Friday, June 13, 2014
 

 

Join our E-Mail list!
Send an e-mail request to
subscribe@empirestatenews.net,
with the word "Subscribe" in the
subject line.

 

For site information and
viewing tips,tag nike free dame


All content copyright © 2003-2007
Statewide News Network, Inc.
Contents may not be reproduced
in any form without express written consent

Sales tax exemption for winery tastings, more money for hops and malting barley research

ALBANY – Two initiatives stemming from the second Wine, Beer, Spirits and Cider Summit to support New York State's local wineries and breweries were announced on Thursday.

Consumers can now enjoy tax-free tastings at wineries that charge a nominal per-person fee, and which are already exempt from paying a use-tax on the wine used for tastings. Additionally, $350,000 in funding will go to research hops and malting barley, key beer-brewing ingredients, to help specialists understand the varieties and differences that work best for New York agriculture.

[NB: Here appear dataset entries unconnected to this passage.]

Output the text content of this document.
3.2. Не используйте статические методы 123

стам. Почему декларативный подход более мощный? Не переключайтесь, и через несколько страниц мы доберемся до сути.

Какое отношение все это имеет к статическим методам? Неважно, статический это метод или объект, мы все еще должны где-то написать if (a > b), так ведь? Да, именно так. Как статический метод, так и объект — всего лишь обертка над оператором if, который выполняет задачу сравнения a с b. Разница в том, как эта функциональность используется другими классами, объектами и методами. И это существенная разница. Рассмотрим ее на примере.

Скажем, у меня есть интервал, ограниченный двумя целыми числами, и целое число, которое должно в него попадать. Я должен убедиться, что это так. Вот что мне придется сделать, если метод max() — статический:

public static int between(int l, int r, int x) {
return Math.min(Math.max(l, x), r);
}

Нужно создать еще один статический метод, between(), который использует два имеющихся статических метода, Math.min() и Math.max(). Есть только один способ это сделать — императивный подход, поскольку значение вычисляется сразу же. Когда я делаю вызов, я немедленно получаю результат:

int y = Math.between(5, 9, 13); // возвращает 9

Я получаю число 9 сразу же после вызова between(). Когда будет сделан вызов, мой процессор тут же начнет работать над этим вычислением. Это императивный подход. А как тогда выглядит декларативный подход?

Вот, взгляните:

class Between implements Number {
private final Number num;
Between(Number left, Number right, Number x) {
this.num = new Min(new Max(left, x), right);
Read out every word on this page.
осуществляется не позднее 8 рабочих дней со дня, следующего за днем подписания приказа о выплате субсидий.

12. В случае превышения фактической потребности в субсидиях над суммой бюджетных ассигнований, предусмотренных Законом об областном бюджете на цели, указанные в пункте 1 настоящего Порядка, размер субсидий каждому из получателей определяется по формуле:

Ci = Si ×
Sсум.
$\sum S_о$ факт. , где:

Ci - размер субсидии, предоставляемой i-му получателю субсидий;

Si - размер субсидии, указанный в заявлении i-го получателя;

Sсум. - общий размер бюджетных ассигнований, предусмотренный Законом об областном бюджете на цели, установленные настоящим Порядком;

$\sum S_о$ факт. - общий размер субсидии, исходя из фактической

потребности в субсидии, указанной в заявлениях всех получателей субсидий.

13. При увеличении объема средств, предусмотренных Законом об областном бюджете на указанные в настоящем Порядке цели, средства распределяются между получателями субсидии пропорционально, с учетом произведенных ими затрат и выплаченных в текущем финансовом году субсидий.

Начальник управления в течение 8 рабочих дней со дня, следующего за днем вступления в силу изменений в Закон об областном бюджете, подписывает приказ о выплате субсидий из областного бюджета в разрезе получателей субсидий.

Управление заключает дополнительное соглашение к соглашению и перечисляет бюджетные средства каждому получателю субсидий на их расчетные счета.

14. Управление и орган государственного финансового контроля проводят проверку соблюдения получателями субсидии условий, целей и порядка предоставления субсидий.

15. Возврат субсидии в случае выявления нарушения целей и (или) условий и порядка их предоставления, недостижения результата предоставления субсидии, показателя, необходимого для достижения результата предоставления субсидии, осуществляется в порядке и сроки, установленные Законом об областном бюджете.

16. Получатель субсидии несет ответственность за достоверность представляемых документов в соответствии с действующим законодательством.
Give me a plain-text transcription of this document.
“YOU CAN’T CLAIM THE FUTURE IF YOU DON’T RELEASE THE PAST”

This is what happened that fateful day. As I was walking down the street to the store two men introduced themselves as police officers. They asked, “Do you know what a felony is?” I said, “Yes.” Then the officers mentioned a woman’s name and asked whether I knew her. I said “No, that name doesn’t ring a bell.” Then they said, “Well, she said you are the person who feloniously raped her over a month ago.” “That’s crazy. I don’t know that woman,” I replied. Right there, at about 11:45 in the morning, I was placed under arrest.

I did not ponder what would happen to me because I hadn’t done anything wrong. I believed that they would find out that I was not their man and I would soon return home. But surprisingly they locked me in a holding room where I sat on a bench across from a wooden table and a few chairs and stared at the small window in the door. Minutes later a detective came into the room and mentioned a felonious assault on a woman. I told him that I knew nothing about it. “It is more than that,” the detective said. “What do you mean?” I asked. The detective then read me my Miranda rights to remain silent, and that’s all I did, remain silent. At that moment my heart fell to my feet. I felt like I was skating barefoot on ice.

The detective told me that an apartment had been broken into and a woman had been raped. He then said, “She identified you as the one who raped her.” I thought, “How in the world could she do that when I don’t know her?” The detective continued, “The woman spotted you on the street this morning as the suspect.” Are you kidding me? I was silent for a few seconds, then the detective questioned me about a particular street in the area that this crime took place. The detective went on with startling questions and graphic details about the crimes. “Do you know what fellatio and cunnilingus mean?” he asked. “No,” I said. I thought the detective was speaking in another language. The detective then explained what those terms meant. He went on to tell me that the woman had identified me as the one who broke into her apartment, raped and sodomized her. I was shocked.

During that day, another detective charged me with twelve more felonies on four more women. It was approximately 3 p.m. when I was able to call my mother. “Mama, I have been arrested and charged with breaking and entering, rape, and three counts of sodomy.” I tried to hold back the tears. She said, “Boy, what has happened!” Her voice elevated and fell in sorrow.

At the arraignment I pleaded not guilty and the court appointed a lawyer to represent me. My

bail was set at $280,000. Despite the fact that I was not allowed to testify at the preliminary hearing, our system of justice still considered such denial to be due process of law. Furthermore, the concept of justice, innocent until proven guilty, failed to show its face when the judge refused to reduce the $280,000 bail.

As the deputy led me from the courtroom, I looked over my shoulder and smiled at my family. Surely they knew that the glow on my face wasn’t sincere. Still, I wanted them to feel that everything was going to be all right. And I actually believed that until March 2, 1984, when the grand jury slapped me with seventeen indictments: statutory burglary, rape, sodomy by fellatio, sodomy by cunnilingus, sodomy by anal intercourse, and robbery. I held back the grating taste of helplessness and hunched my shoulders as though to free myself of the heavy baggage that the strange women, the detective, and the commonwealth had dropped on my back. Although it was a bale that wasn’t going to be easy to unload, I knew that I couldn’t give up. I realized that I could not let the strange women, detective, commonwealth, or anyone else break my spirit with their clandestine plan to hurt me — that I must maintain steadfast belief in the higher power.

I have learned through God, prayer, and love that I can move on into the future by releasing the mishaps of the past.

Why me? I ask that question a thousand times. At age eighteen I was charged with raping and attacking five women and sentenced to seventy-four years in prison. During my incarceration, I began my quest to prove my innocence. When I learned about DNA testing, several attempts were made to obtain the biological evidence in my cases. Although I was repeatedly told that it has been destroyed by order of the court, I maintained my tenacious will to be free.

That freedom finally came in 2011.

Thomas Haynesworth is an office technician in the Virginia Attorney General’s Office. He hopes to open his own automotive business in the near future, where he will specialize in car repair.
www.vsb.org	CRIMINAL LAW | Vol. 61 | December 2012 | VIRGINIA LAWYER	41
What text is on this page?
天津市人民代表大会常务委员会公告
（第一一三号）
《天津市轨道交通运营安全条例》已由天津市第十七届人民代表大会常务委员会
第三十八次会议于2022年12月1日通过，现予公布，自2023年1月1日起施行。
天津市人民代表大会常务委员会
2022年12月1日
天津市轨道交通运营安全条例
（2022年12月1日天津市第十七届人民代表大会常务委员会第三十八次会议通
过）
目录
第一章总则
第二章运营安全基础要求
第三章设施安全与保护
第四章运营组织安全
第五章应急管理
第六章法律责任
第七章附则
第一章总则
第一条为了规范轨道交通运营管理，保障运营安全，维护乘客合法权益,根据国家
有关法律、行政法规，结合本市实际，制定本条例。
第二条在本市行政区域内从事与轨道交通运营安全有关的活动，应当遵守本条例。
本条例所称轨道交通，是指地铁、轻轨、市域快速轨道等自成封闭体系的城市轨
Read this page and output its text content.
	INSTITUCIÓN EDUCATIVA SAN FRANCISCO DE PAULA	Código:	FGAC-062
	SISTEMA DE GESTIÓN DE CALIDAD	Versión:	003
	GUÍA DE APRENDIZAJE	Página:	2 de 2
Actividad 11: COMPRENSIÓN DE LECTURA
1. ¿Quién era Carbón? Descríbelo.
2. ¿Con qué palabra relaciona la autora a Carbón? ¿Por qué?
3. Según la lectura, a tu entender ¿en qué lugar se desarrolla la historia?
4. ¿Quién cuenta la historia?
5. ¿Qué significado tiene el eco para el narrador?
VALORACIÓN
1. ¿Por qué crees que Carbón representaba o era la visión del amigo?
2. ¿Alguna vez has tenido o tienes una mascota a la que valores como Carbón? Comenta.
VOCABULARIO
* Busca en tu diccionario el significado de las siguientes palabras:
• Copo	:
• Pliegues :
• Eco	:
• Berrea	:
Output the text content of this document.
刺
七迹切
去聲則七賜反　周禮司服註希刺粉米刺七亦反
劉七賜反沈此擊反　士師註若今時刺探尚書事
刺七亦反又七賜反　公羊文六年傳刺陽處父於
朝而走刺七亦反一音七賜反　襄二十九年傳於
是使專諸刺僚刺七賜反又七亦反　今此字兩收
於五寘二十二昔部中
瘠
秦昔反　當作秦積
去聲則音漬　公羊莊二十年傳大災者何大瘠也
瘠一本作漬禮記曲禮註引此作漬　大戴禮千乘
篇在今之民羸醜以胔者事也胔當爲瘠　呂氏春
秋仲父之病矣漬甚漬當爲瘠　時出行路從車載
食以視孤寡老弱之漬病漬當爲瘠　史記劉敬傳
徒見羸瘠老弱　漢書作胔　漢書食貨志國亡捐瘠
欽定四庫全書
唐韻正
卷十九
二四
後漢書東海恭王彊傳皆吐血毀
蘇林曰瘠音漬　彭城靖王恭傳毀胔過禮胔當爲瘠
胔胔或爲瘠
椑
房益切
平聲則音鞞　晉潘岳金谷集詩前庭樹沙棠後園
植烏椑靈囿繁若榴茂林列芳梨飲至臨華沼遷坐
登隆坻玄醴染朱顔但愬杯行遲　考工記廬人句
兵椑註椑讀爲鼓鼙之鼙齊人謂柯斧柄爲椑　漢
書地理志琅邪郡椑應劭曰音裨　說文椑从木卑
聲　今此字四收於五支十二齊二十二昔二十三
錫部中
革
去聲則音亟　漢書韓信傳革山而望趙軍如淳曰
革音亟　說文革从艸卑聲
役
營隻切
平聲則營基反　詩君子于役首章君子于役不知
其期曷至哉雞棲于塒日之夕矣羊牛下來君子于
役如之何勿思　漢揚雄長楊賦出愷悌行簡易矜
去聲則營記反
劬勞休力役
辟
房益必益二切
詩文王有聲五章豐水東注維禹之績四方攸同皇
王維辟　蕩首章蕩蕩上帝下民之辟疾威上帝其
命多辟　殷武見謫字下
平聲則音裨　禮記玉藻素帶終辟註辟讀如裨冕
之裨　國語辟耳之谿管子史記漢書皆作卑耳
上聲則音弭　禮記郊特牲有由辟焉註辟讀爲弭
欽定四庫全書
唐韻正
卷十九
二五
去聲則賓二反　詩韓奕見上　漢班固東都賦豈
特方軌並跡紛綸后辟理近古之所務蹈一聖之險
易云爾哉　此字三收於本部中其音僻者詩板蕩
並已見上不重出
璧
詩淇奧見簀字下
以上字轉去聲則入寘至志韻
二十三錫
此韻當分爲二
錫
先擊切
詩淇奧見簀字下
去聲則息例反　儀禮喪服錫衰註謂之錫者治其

“New York is home to world-class wineries and craft breweries, and by launching these initiatives we are looking to further grow the industry, as well as increase the production of locally made products,” Governor Andrew Cuomo said. “When New York brewers buy from New York growers and producers, jobs are created, our economy grows stronger and everyone wins.”

 At the Summit in April, the Governor launched a $6 million marketing and promotional campaign to raise the profile of New York’s beverage producers – beer, spirits, cider, and the burgeoning wine industry. For more information about New York’s growing beer, wine, spirits and cider industries, visit the One Stop Shop and www.taste.ny.gov.

Traditionally, a winery must collect tax when making retail sales of wine and wine products, whether they are sold by the bottle or glass. Although the state's Tax Law provided an exemption from taxes for when the products are used "at an event sponsored by a winery, farm winery, wholesaler or importer at its licensed premises," it did not before cover wine tastings. After a direct ask from winery owners at the Summit, the New York State Department of Taxation and Finance worked with the New York State Division of Alcoholic Beverage Control to clarify the exemption in a Technical Memorandum.

A portion of the hops and malting barley funding will go toward research being conducted on a hops plot at the Geneva Experiment Station at Cornell University. Currently, researchers are evaluating approximately 30 varieties of hops to see which ones work best for New York’s craft brewing industry, as well as experimenting with pest management techniques to see which tools work best to combat certain diseases affecting hops, such as downy mildew. Currently there are approximately 225 acres of hops planted in New York State, of which 150 acres will be harvested this year—amounting to over 100,000 pounds of hops.

Specialists from Cornell will also experiment with malting barley on variety testing, integrated disease management, certified seed production, and weed management, and work to determine what types of barley work best in New York State farm-based beverages. Traditionally a feed crop in New York, this research will experiment to learn what winter and spring varieties work best in the state for the new purpose of this growing industry. Since most available varieties have been bred in western parts of North America and Europe, there is a great need to see what varieties will thrive here to produce a quality crop for malt houses, brewers and distillers.  

Craft breweries have experienced unprecedented growth over the past three years, with the number of microbreweries rising from 40 in 2011 to 100 today—an increase of 150 percent. In addition, as a result of Governor Cuomo’s 2012 Farm Brewery law, 48 new Farm Breweries have opened up across the state. 

State Agriculture Commissioner Richard A. Ball said, “Thanks in large part to Governor Cuomo’s leadership, these announcements represent significant advances for all of New York’s fast-growing beverage industry.  When we make it easier for more people to try New York wines, and when we invest in research to help the industry grow quickly, we create more jobs.  These key improvements will increase the momentum behind New York’s growers and producers and demonstrate that New York will keep its promises to foster growth.”